The fire was set early Monday morning, the Denver Post reported, causing heavy damage to the small community book exchange where residents and passersby can take and leave books for free. Dan Wisdom, who set up the library, told Denver’s 9News that there were 35 to 40 books in the structure, most of which were destroyed.
“Why? That’s been the overwhelming thing,” Wisdom told the television station. “Why would anybody do that?”
The 3-month-old little library was built by Wisdom’s father, and was a favorite of his 9-year-old daughter. The Post said people passing by the remains of the book exchange expressed dismay at the vandalism, with "[s]ome ... more profane than others.”
The fire apparently hasn’t deterred Wisdom, who posted an image of the burned library on the Facebook page of his real estate company. “We will do our best to get a new one up ASAP,” he promised. “If anyone would like to borrow a book, just knock on our door and we will find something that we are happy to give to you.”
Denver residents have already pledged to help by leaving books for the new library, and Wisdom is accepting donations to help rebuild it on a GoFundMe page.

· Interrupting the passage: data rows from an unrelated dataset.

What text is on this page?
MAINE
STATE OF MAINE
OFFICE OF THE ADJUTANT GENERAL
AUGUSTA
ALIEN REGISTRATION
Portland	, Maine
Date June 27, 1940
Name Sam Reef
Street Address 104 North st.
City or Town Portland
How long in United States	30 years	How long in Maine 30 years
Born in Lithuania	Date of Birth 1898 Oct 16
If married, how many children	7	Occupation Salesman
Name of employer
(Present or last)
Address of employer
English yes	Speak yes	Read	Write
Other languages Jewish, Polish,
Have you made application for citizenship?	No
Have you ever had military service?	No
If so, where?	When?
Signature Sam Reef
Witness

The Little Free Library movement began in 2009 in Hudson, Wis., and there are now more than 30,000 of the book exchanges around the world, including about 80 in Denver. Los Angeles boasts about 60 registered libraries, with dozens more in surrounding communities.
The libraries are the subject of a recent book by author Margret Aldrich. Writing about the book for The Times, David L. Ulin summed up the appeal of the community book exchanges, calling them “an almost perfect expression of literary democracy: Take a book, return a book, reading not as commodity exchange but exchange of identity, of ideas.”